57.Insert_Interval_(Medium).md

57. Insert Interval (Medium)

Update: Jun 6, 2024, 6:17 PM (EST)

Link: https://leetcode.com/problems/insert-interval/

Question:

You are given an array of non-overlapping intervals intervals where intervals[i] = [start_i</sub>, end_i] represent the start and the end of the ith interval and intervals is sorted in ascending order by start_i. You are also given an interval newInterval = [start, end] that represents the start and end of another interval.

Insert newInterval into intervals such that intervals is still sorted in ascending order by start_i and intervals still does not have any overlapping intervals (merge overlapping intervals if necessary).

Return intervals after the insertion.

Note that you don't need to modify intervals in-place. You can make a new array and return it.

Example 1:

Input: intervals = [[1,3],[6,9]], newInterval = [2,5]

Output: [[1,5],[6,9]]

Example 2:

Input: intervals = [[1,2],[3,5],[6,7],[8,10],[12,16]], newInterval = [4,8]

Output: [[1,2],[3,10],[12,16]]

Explanation: Because the new interval [4,8] overlaps with [3,5],[6,7],[8,10].

Confusion:

While we are comparing intervals, it is one interval from intervals to compare with newInterval, e.g. [1, 2] vs [3,5], not a list of intervals to compare with newInterval: [[1, 2], [4, 5]] vs [3, 6]. So we should only consider the cases of one vs one, ie. the cases when lst[1] < newInterval[0] or newInterval[1] < lst[0].

My Solution:

1. interval: [4, 8] < newInterval: [9, 11], interval[1] < newInterval[0], the interval is before newInterval, so we add interval to our created list.

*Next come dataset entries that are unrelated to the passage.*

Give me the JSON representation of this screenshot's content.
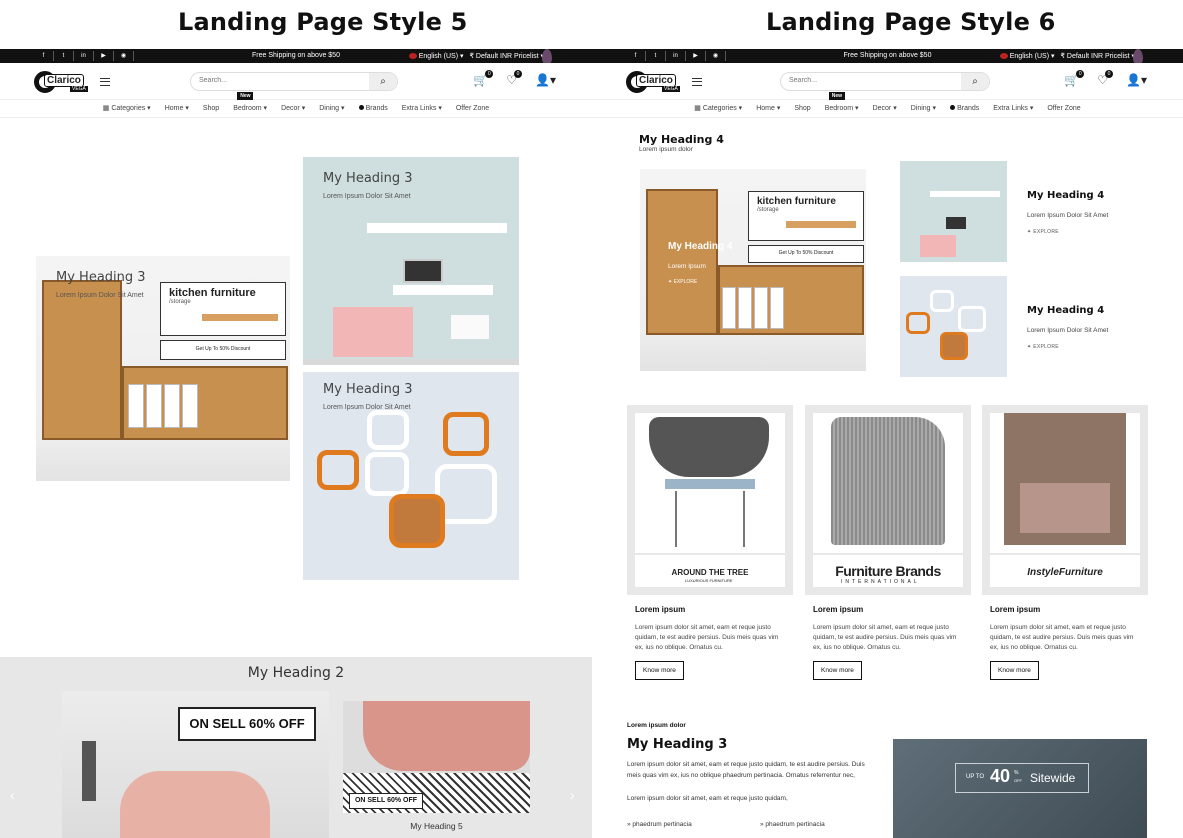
{
  "titles": {
    "left": "Landing Page Style 5",
    "right": "Landing Page Style 6"
  },
  "topbar": {
    "shipping": "Free Shipping on above $50",
    "language": "English (US)",
    "pricelist": "₹ Default INR Pricelist",
    "social_icons": [
      "facebook-icon",
      "twitter-icon",
      "linkedin-icon",
      "youtube-icon",
      "github-icon"
    ]
  },
  "header": {
    "logo_text": "Clarico",
    "logo_sub": "VEGA",
    "search_placeholder": "Search...",
    "cart_count": "0",
    "wishlist_count": "0"
  },
  "nav": {
    "items": [
      "Categories",
      "Home",
      "Shop",
      "Bedroom",
      "Decor",
      "Dining",
      "Brands",
      "Extra Links",
      "Offer Zone"
    ],
    "new_tag": "New"
  },
  "style5": {
    "tile1": {
      "heading": "My Heading 3",
      "sub": "Lorem Ipsum Dolor Sit Amet",
      "box_title": "kitchen furniture",
      "box_sub": "/storage",
      "discount": "Get Up To 50% Discount"
    },
    "tile2": {
      "heading": "My Heading 3",
      "sub": "Lorem Ipsum Dolor Sit Amet"
    },
    "tile3": {
      "heading": "My Heading 3",
      "sub": "Lorem Ipsum Dolor Sit Amet"
    },
    "section2": {
      "heading": "My Heading 2",
      "sale_big": "ON SELL 60% OFF",
      "sale_small": "ON SELL 60% OFF",
      "caption": "My Heading 5"
    }
  },
  "style6": {
    "intro": {
      "heading": "My Heading 4",
      "sub": "Lorem ipsum dolor"
    },
    "big_tile": {
      "box_title": "kitchen furniture",
      "box_sub": "/storage",
      "discount": "Get Up To 50% Discount",
      "heading": "My Heading 4",
      "sub": "Lorem Ipsum",
      "explore": "EXPLORE"
    },
    "side1": {
      "heading": "My Heading 4",
      "sub": "Lorem Ipsum Dolor Sit Amet",
      "explore": "EXPLORE"
    },
    "side2": {
      "heading": "My Heading 4",
      "sub": "Lorem Ipsum Dolor Sit Amet",
      "explore": "EXPLORE"
    },
    "cards": [
      {
        "brand": "AROUND THE TREE",
        "brand_sub": "LUXURIOUS FURNITURE",
        "title": "Lorem ipsum",
        "text": "Lorem ipsum dolor sit amet, eam et reque justo quidam, te est audire persius. Duis meis quas vim ex, ius no oblique. Ornatus cu.",
        "button": "Know more"
      },
      {
        "brand": "Furniture Brands",
        "brand_sub": "INTERNATIONAL",
        "title": "Lorem ipsum",
        "text": "Lorem ipsum dolor sit amet, eam et reque justo quidam, te est audire persius. Duis meis quas vim ex, ius no oblique. Ornatus cu.",
        "button": "Know more"
      },
      {
        "brand": "InstyleFurniture",
        "brand_sub": "",
        "title": "Lorem ipsum",
        "text": "Lorem ipsum dolor sit amet, eam et reque justo quidam, te est audire persius. Duis meis quas vim ex, ius no oblique. Ornatus cu.",
        "button": "Know more"
      }
    ],
    "section3": {
      "label": "Lorem ipsum dolor",
      "heading": "My Heading 3",
      "p1": "Lorem ipsum dolor sit amet, eam et reque justo quidam, te est audire persius. Duis meis quas vim ex, ius no oblique phaedrum pertinacia. Ornatus referrentur nec,",
      "p2": "Lorem ipsum dolor sit amet, eam et reque justo quidam,",
      "link1": "phaedrum pertinacia",
      "link2": "phaedrum pertinacia",
      "promo_up": "UP TO",
      "promo_num": "40",
      "promo_pct": "%",
      "promo_off": "OFF",
      "promo_text": "Sitewide"
    }
  }
}
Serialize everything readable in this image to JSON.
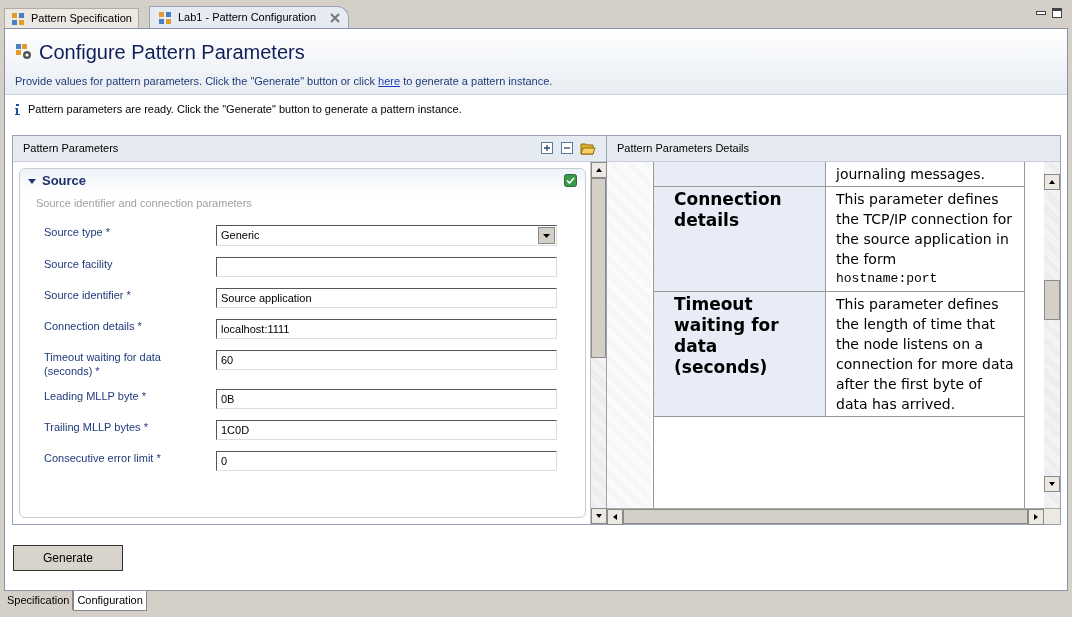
{
  "editor_tabs": [
    {
      "label": "Pattern Specification",
      "selected": false,
      "closable": false
    },
    {
      "label": "Lab1 - Pattern Configuration",
      "selected": true,
      "closable": true
    }
  ],
  "header": {
    "title": "Configure Pattern Parameters",
    "instruction_before": "Provide values for pattern parameters. Click the \"Generate\" button or click",
    "link": "here",
    "instruction_after": "to generate a pattern instance."
  },
  "info_message": "Pattern parameters are ready. Click the \"Generate\" button to generate a pattern instance.",
  "parameters_panel": {
    "title": "Pattern Parameters",
    "section": {
      "title": "Source",
      "expanded": true,
      "valid": true,
      "description": "Source identifier and connection parameters",
      "fields": [
        {
          "label": "Source type *",
          "kind": "select",
          "value": "Generic"
        },
        {
          "label": "Source facility",
          "kind": "text"
        },
        {
          "label": "Source identifier *",
          "kind": "text",
          "value": "Source application"
        },
        {
          "label": "Connection details *",
          "kind": "text",
          "value": "localhost:1111"
        },
        {
          "label": "Timeout waiting for data (seconds) *",
          "kind": "text",
          "value": "60"
        },
        {
          "label": "Leading MLLP byte *",
          "kind": "text",
          "value": "0B"
        },
        {
          "label": "Trailing MLLP bytes *",
          "kind": "text",
          "value": "1C0D"
        },
        {
          "label": "Consecutive error limit *",
          "kind": "text",
          "value": "0"
        }
      ]
    }
  },
  "details_panel": {
    "title": "Pattern Parameters Details",
    "rows": [
      {
        "description": "journaling messages."
      },
      {
        "parameter": "Connection details",
        "description": "This parameter defines the TCP/IP connection for the source application in the form",
        "code": "hostname:port"
      },
      {
        "parameter": "Timeout waiting for data (seconds)",
        "description": "This parameter defines the length of time that the node listens on a connection for more data after the first byte of data has arrived."
      }
    ]
  },
  "generate_button": "Generate",
  "bottom_tabs": [
    {
      "label": "Specification",
      "selected": false
    },
    {
      "label": "Configuration",
      "selected": true
    }
  ]
}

2. interval: [5, 6] > newInterval: [3, 4], inverval[0] > newInterval[1], the newInterval is before interval, so we add the newInterval to the list and append all the rest intervals intervals[i:] to the created list.

3. interval: [1, 4] < newInterval: [3, 5], this is the case when overlap happens (newInterval[0] < interval[1]). To handle the overlap, we iteratively update the newInterval by updating min between newInterval[0] and interval[0], max between newInterval[1] and interval[1]. When the newInterval has no more overlap, it has to satisfy the first two base cases and return. If not, this is the last case when we only need to add the newInterval to the end of the created list: intervals = [], newInterval = [5, 7].

So we just append newInterval to the created list after the for loop ends.

class Solution:
    def insert(self, intervals: List[List[int]], newInterval: List[int]) -> List[List[int]]:
        newLst = []
        for i in range(len(intervals)):
            # interval = [1, 2], newInterval = [3, 5], 2 < 3
            if intervals[i][1] < newInterval[0]:
                newLst.append(intervals[i])
            # interval = [6, 8], newInterval = [3, 5], 5 < 6
            elif newInterval[1] < intervals[i][0]:
                newLst.append(newInterval)
                return newLst + intervals[i:]
            else:   # Else case when overlapping happen
                newInterval = [min(intervals[i][0], newInterval[0]), max(intervals[i][1], newInterval[1])]
        # When newInterval should be added to the end of newLst or intervals = []
        newLst.append(newInterval)
        return newLst